L’annulation ce jour-là par l’autorité coloniale d’un meeting de l’ABAKO (Alliance des Bakongo, parti cher à Kasa-Vubu) programmé dans les installations du Young Men’s Christian Association (YMCA) à Léopoldville, provoque la colère et la frustration de ses partisans. Ceux-ci sont vite rejoints par une foule nombreuse des supporters furieux de l’équipe de football V.Club sortant du grand stade Roi Baudouin proche, où leur équipe venait de perdre son match contre l’équipe Mikado.
A partir de ce jour-là et pendant 4 jours, du 4 au 7 janvier, Léopoldville (qui comptait 400.000 habitants à ce moment-là) est le théâtre d’actes de violence contre les européens; leurs magasins et résidences sont saccagés et pillés, les symboles de l’Etat colonial sont détruits. La réaction du pouvoir colonial est brutale car la force publique réprime dans le sang ces manifestations de colère aux allures d’une véritable insurrection populaire.
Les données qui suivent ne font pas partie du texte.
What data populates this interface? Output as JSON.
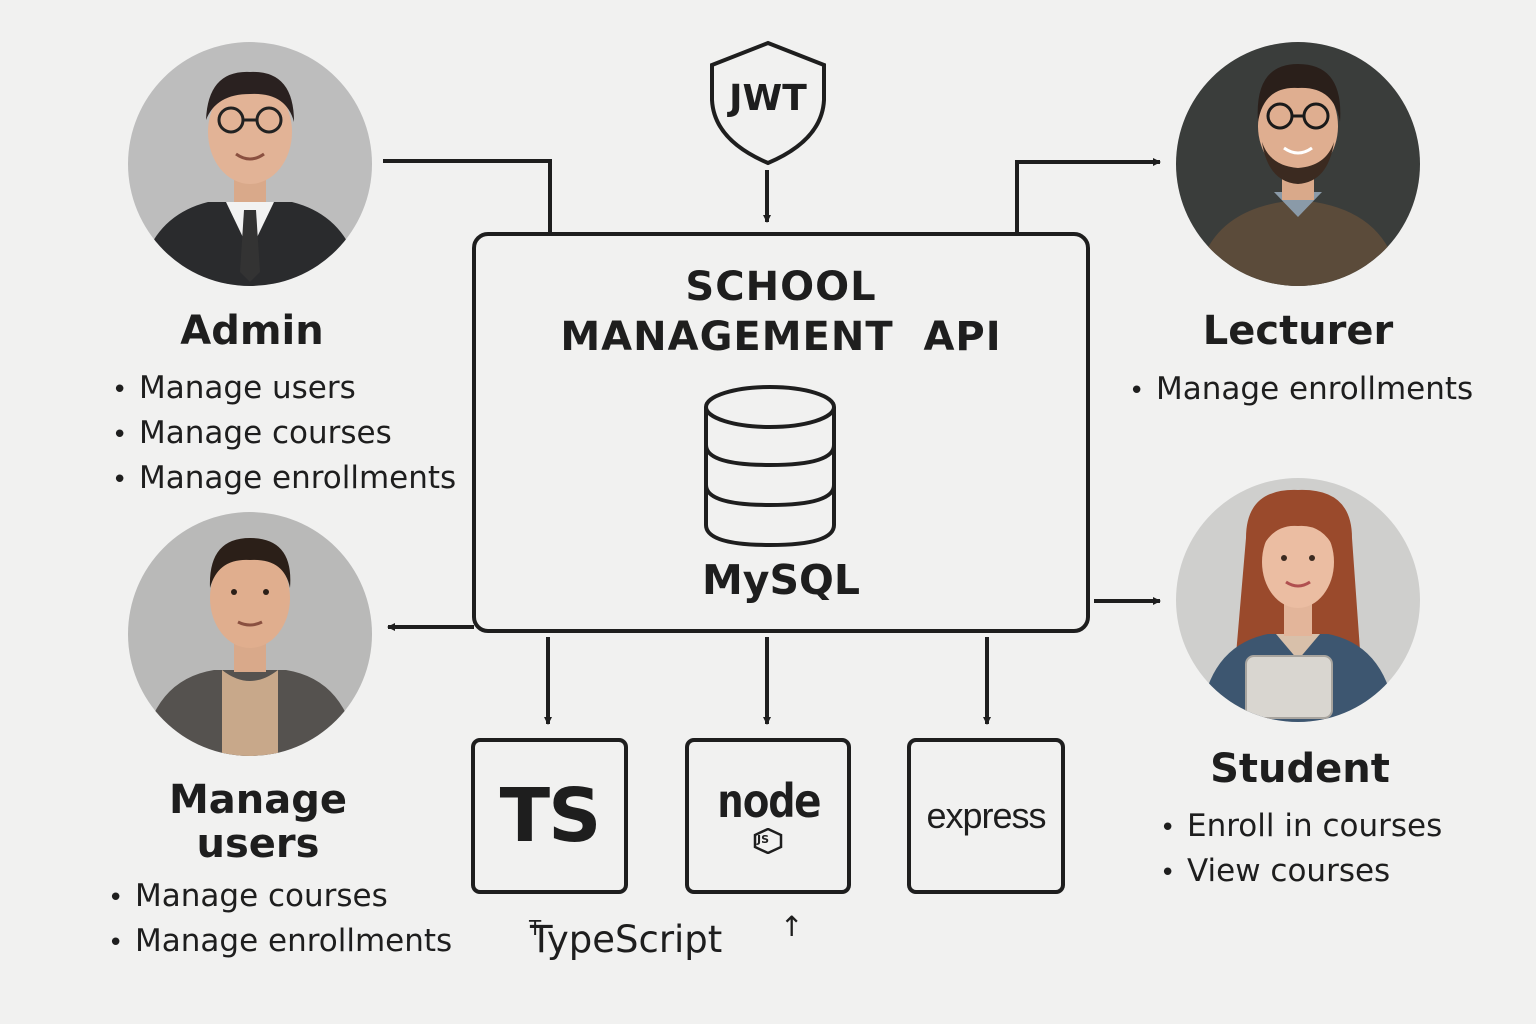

Les sources officielles font état de 49 personnes tuées, pendant que d’autres sources affirment que l’action répressive aurait fait des centaines de victimes. Les autorités coloniales arrêtent 300 congolais, dont Kasa-Vubu, et les accusent d’incitation à l’émeute. Pour la première fois, les congolais répandent comme un “leitmotiv” le mot magique “Dipanda” (indépendance), le criant à la face des belges par défi et pour exprimer l’inéluctabilité de l’indépendance. Ces émeutes conduiront le roi Baudouin 1er à se prononcer le 13 janvier à travers un discours dans lequel il annonçait l’engagement de la Belgique à “conduire sans atermoiements funestes mais sans précipitation inconsidérée les populations congolaises vers l’indépendance, et l’organisation à la fin de l’année d’une conférence devant discuter des modalités d’accession du Congo à l’indépendance”. Pour la première fois, les Belges, par la bouche de leur roi, venaient de reconnaître le droit des congolais à l’indépendance, ce qui leur sera accordé dix-huit mois plus tard.